RIO DE JANEIRO — President Biden commented publicly on Ukraine Monday for the first time since authorizing Kyiv to use American rockets far inside Russia — as Moscow’s foreign minister Sergey Lavrov sat across the table from him at the G20 conference.
“We all have to work to end the conflicts and crises that are eroding progress in food security around the world,” Biden, 81, said as he read from notes at an event ostensibly about fighting poverty and hunger.
“The United States strongly supports Ukraine’s sovereignty and territorial integrity. Everyone around this table in my view should as well,” Biden said as Lavrov and other world leaders listened.
“And by the way, Russia’s brutal invasion of Ukraine led to the highest record food prices in all of history.”
The remarks came hours after Biden for the first time authorized Ukraine’s use of long-range American rockets inside Russia in an attempt to boost President Volodymyr Zelensky’s position ahead of anticipated peace talks led by President-elect Donald Trump.
Biden did not directly mention that decision, which was first reported Sunday — as Russia launched massive airstrikes on Ukraine to boost its own hand in the anticipated end-game as Trump, 78, vows to quickly broker a peace deal in which Ukraine is expected to lose some Russian-occupied territory.

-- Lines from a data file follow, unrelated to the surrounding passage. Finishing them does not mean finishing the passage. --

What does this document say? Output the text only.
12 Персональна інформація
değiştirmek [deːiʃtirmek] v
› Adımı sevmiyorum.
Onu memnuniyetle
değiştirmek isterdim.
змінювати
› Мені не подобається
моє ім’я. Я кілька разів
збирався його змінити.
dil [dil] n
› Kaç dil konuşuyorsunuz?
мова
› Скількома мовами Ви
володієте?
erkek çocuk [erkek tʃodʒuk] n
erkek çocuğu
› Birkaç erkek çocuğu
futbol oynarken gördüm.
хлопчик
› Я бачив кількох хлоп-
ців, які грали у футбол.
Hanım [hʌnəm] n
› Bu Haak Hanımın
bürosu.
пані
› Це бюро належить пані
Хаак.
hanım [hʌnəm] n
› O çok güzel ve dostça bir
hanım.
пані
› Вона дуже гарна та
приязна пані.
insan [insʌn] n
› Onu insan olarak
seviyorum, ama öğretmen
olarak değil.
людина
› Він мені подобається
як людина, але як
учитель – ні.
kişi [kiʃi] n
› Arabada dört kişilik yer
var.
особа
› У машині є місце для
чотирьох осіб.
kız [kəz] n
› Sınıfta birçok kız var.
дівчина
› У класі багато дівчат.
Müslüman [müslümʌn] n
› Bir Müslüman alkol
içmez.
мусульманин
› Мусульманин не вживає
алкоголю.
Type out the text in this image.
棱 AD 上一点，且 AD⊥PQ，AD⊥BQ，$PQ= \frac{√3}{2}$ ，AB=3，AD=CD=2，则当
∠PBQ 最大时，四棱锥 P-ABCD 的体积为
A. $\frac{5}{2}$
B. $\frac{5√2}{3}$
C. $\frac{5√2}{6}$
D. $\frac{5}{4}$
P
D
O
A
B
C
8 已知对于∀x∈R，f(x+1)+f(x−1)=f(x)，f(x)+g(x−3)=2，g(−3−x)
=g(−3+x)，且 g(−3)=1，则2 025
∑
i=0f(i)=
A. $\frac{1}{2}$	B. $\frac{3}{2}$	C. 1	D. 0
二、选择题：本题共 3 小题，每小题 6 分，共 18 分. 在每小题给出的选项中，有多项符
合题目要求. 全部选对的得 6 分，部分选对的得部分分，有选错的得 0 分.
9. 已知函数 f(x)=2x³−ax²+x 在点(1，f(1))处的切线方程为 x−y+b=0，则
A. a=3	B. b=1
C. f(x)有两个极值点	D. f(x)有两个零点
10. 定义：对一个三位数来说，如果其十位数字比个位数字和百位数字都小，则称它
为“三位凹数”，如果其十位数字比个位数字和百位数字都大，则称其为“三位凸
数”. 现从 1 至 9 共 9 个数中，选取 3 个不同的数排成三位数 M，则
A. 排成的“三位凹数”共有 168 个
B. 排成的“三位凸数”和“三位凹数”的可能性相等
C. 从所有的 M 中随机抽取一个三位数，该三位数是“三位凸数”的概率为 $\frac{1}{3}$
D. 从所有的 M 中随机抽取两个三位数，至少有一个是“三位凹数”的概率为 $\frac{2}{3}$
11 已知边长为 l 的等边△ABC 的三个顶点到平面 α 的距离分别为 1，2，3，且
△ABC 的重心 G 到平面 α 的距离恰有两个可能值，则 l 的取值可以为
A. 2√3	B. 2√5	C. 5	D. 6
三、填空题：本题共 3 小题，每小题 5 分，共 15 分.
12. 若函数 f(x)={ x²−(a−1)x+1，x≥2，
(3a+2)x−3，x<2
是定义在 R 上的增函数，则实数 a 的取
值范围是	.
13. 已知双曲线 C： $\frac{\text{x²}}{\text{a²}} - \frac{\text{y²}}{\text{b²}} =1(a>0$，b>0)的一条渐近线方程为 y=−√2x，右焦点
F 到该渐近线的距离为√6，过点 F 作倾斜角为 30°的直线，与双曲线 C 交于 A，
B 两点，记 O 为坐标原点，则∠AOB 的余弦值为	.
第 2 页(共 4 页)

Ukraine reportedly will use the US-provided Army Tactical Missile Systems (ATACMS) in an attempt to halt a counteroffensive by Russia, backed up North Korean troops, in the Kursk region of Russia, where Ukrainian troops still hold land as a bargaining chip after a surprise cross-border raid in August.
Biden also worked in what could be one of his final digs at Israeli Prime Minister Benjamin Netanyahu over the conflict in Gaza, saying that “Israel has a right to defend itself after the worst massacre of Jews since the Holocaust, but how it defends itself against Hamas, which hides itself behind civilians, matters a great deal.”
The president urged the conference members to “increase the pressure on Hamas, which is currently refusing” a ceasefire deal that would free hostages and halt fighting.
Biden has been incredibly tight-lipped since Vice President Kamala Harris lost to Trump in the Nov. 5 election and has not taken any press questions yet on his three-stop South American tour, which also featured his participation at the APEC summit in Lima, Peru, where he met with Chinese President Xi Jinping, and a stop Sunday in the Amazon rainforest in Brazil.
The retiring president, who suspended his own re-election campaign in July, hasn’t answered a single question from journalists since the election.
Desperate journalists in vain held up signs to entice Biden to talk after he arrived in Rio de Janeiro on Sunday night — with one reporter even bellowing across the tarmac asking why Biden was hiding from them.
Biden’s spokespeople had forecast that he would be answering shouted queries during the weeklong trip — in lieu of a traditional formal press conference — but even those opportunities have not materialized.
Defenders of America’s oldest-ever president, including aides who have helped with prior international events, argued to The Post that some of the blame the media-interaction blackout can be attributed to difficulty negotiating with host countries — and noted that even Biden’s remarks at the hunger event initially were supposed to be closed to media coverage.